After nearly ten months at auction, the Wu-Tang Clan’s Once Upon a Time in Shaolin, a two-hour long album that may not be heard by the public for 88 years, has finally been sold to an American collector for a price “in the millions,” according to Forbes and auction house Paddle8. “Millions of what?” you might find yourself asking, given that the album spent much of the year in limbo and was ridiculed even by members of the group who appeared on its 31 tracks.
Little more information is forthcoming about the sale, but Paddle8 has claimed that it is the most expensive single album ever sold, which would mean, as Forbes again points out, that it sold more than the Elvis Presley recording purchased by Jack White for $300,000.

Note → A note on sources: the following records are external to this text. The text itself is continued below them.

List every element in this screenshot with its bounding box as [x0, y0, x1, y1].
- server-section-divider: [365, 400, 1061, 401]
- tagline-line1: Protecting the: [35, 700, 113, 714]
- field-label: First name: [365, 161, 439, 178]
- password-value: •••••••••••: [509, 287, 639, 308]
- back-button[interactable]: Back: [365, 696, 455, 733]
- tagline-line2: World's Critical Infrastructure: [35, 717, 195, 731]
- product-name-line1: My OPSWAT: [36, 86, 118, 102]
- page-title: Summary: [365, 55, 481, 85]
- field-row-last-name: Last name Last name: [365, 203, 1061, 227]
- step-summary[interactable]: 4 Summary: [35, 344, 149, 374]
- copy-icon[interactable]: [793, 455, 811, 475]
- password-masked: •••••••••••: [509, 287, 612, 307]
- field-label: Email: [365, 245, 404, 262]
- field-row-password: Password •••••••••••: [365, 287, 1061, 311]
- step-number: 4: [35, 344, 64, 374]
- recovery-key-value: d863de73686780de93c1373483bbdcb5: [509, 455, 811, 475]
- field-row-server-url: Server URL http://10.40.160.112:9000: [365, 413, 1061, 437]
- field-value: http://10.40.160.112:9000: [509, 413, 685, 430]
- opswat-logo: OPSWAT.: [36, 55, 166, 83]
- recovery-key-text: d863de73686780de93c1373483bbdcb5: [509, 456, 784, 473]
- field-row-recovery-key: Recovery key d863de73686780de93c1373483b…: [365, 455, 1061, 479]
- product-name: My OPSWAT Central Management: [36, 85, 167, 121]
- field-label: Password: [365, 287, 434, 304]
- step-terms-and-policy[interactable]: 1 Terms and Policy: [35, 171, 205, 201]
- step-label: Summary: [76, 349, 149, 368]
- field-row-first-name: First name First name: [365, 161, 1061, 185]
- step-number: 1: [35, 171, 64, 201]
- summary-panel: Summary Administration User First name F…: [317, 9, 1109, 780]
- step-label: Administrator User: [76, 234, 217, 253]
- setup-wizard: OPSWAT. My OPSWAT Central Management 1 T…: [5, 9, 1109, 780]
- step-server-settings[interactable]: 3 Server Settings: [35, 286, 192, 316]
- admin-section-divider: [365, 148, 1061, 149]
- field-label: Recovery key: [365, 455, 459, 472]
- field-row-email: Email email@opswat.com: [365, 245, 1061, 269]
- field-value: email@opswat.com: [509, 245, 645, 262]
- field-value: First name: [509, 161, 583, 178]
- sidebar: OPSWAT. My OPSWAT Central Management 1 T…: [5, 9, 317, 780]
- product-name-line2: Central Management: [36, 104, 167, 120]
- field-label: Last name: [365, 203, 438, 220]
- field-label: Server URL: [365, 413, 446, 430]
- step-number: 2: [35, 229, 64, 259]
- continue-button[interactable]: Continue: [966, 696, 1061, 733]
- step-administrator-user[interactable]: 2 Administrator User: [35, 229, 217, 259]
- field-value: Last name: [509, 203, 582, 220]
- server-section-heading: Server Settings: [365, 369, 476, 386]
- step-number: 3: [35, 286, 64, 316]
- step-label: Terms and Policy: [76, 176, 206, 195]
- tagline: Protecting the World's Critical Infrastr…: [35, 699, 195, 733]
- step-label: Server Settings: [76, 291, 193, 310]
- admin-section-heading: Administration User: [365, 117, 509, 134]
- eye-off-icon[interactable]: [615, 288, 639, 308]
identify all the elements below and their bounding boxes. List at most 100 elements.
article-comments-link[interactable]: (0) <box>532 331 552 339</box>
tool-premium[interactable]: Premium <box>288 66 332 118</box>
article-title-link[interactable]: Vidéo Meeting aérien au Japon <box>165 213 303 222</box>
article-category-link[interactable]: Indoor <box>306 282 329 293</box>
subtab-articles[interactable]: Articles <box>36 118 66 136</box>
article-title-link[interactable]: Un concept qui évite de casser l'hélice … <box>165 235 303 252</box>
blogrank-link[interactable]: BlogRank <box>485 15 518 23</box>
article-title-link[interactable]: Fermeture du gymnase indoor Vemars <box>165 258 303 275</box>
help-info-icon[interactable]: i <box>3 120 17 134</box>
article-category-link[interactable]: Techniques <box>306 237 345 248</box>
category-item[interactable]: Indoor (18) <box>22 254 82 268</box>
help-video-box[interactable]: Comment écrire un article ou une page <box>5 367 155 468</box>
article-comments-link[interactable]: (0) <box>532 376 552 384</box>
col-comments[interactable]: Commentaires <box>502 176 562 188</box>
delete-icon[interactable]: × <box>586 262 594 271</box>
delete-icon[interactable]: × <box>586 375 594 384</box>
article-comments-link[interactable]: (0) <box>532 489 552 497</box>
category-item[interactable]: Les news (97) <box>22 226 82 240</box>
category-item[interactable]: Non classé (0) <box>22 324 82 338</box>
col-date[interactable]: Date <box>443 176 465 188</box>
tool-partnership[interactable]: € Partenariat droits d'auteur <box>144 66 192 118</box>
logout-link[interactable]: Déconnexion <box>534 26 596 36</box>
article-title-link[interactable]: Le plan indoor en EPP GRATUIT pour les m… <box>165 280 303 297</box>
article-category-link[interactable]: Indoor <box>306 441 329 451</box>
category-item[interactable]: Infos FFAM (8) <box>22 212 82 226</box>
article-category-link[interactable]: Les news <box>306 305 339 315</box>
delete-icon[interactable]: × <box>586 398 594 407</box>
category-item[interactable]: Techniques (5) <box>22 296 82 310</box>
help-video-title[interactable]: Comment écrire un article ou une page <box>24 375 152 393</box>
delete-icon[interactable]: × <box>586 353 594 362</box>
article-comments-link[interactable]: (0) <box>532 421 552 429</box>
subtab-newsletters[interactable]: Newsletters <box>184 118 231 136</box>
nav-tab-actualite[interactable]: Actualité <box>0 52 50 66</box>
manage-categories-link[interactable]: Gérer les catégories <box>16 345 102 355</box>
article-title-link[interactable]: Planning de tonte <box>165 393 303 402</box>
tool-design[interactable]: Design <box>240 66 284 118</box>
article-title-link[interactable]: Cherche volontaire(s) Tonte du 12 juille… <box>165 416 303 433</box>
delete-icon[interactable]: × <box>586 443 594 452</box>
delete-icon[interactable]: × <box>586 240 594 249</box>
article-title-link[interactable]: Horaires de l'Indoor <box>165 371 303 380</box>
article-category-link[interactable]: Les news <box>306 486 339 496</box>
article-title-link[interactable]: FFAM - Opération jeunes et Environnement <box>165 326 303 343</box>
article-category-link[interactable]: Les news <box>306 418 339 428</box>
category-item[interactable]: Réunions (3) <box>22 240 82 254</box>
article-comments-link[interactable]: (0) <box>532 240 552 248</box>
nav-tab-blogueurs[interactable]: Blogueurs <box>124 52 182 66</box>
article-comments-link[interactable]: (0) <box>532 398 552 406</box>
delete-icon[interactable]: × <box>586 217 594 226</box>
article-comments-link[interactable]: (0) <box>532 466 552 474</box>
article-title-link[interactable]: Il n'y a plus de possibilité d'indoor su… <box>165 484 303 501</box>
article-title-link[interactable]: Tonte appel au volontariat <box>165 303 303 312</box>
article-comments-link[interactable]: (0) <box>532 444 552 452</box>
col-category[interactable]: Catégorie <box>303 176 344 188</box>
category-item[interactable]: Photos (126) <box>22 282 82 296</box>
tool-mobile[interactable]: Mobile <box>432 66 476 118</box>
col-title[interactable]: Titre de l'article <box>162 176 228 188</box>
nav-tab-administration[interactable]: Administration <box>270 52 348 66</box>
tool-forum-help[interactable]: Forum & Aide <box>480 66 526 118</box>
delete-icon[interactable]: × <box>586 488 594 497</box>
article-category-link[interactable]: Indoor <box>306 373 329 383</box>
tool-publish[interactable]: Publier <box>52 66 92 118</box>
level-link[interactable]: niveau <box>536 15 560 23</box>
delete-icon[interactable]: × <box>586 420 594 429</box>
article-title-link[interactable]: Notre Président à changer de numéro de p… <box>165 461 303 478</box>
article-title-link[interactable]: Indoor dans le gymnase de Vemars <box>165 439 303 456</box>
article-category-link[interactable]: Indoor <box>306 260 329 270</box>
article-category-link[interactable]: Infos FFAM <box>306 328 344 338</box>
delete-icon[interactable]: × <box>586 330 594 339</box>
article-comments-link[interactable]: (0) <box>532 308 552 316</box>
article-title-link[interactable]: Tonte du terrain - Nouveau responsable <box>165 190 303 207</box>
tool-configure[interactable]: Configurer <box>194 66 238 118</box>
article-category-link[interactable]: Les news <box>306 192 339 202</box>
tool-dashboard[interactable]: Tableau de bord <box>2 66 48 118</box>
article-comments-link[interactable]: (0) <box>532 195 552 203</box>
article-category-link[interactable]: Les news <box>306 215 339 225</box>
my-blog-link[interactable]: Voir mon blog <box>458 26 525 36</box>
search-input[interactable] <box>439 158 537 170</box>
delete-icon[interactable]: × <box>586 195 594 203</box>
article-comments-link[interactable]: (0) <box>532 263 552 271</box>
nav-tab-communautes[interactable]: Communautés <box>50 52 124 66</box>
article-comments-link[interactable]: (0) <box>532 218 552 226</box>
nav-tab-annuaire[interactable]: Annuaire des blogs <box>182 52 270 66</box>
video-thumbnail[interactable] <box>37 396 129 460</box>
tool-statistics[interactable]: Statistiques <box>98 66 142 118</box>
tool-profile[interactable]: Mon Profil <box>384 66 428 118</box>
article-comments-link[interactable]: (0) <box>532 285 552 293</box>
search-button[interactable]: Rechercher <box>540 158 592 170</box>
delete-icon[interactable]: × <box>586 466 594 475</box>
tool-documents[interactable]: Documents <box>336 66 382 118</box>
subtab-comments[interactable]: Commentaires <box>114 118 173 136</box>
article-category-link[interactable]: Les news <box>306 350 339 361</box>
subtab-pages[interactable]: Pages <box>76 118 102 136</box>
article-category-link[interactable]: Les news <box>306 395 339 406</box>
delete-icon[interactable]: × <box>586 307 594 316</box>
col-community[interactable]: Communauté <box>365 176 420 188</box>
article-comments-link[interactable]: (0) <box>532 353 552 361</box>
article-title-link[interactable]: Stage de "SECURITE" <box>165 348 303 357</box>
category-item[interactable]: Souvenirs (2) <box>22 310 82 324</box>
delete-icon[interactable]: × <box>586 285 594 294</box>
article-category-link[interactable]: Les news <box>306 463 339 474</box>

Even beyond the question of the collector’s identity, or the auction price (much less the value) of the album — which, I’ll remind you, is a CD placed inside two nickel-silver boxes that were hand-carved by a Moroccan artist — is the problem of the album’s release to the public. Given Once Upon a Time in Shaolin’s 88 year copyright clause — a scheme dreamed up by RZA and protégé Cilvaringz (creator of Snowballs) as they climbed the Great Pyramid Cheops — members of the public will likely not enjoy a commercial release of the album in their lifetimes. Presumably, though, the owner of the album could release it to the public non-commercially — for free — or at least that was the rub when Sasha Frere-Jones spoke to RZA at MoMA PS1 in March.
It was at that time that I heard roughly 13 minutes of the album. It was not enough, really, to judge it one way or another.